Adam Back of Blockstream Responds to Epstein Connections Following DOJ Document Release
Blockchain/Crypto News/Finance

Adam Back of Blockstream Responds to Epstein Connections Following DOJ Document Release

Blockstream's CEO Adam Back clarifies the company’s lack of ties to Jeffrey Epstein after the DOJ's recent disclosures. He asserts that previous contacts were minimal and do not indicate any ongoing relationships.

Blockstream CEO Adam Back responded to the renewed scrutiny surrounding the organization after the recent release of documents related to Jeffrey Epstein by the U.S. Department of Justice (DOJ).

In a public statement, Back asserted that Blockstream has had neither ongoing nor past financial connections with the convicted sex offender.

Blockstream Denies Epstein Connections

Back asserted that any interaction with Epstein was brief and solely occurred during the company’s fundraising efforts in 2014. He explained that during an early investment roadshow, Blockstream was introduced to Joi Ito, who was the director of the MIT Media Lab. Ito facilitated the meeting with Epstein, who was then positioned as a limited partner in Ito’s investment fund.
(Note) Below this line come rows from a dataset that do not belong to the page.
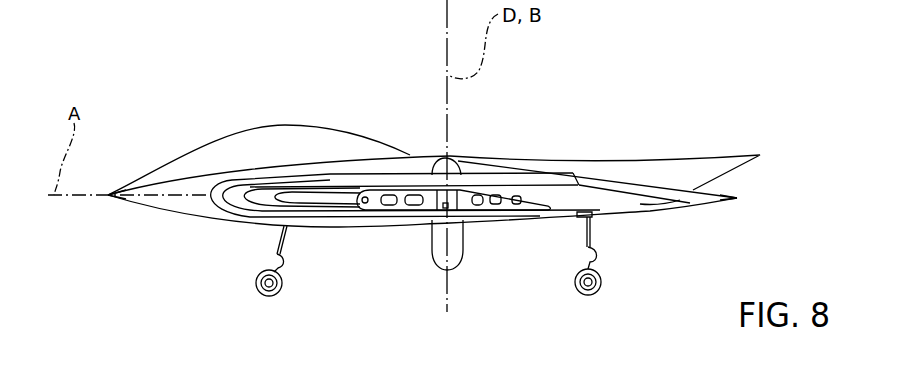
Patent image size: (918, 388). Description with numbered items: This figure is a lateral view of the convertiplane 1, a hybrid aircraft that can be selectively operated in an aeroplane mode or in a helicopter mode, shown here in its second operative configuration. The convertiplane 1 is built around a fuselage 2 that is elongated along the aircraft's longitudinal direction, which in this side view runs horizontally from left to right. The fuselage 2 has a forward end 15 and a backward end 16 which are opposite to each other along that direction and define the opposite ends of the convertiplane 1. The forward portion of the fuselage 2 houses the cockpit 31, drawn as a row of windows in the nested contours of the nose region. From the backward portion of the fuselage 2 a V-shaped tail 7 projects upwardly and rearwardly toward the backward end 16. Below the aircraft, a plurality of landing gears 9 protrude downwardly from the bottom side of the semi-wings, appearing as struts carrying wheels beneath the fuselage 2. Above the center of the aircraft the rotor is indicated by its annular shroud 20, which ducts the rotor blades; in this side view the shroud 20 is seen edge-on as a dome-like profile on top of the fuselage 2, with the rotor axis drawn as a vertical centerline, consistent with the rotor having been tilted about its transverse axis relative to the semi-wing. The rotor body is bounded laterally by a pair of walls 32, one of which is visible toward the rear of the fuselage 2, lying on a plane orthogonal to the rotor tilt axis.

The convertiplane 1 is at (539, 120).
The fuselage 2 is at (203, 204).
The V-shaped tail 7 is at (679, 162).
The landing gear 9 is at (281, 280).
The forward end 15 is at (108, 197).
The backward end 16 is at (742, 200).
The annular shroud 20 is at (409, 184).
The cockpit 31 is at (186, 168).
The wall 32 is at (568, 204).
This fund gained a small stake in Blockstream, which was later divested within months due to conflicts of interest and concerns about Epstein’s reputation. Back emphasized that Blockstream has never obtained any capital directly from Epstein and has maintained no formal or informal connections with him or his estate thereafter.

The clarification comes as the DOJ continues to unveil extensive Epstein-related documents as part of the Epstein Files Transparency Act, with the latest release occurring on January 30. Among the various names mentioned in the documents are multiple high-profile individuals from the technology, finance, and political sectors; however, the DOJ clarified that mere inclusion in these records does not imply wrongdoing.

Cryptocurrency Insights from Epstein Files

The unsealed documents also revealed Epstein’s interest in cryptocurrency, involving discussions concerning Bitcoin’s influence and critiques of blockchain projects, such as Ripple and Stellar. Other notable industry figures, including Kevin Warsh—Trump’s nominee for Federal Reserve chairman—are also cited in these files.

Meanwhile, new records published by the DOJ detailed a 2010 email from publicist Peggy Siegal mentioning Strategy co-founder Michael Saylor, who had contributed $25,000 to a charity event, supposedly gaining access to elite social gatherings. Siegal described Saylor as difficult to engage with and likened him to a “complete creep.”

Commenting on the situation, Swissblock’s Head Macro Economist Henrik Zeberg stated that any individual visiting Epstein’s private island after his 2008 conviction bears moral accountability. Zeberg tweeted:

“I don’t care if you are a Politician or which Political Party you belong to. I don’t care whether you are a CEO of a FAANG company. I don’t care if you are a Billionaire. I don’t care if you are Royal – or a former US President. In fact, if you are any of the above, you have an even greater responsibility to act morally correct.”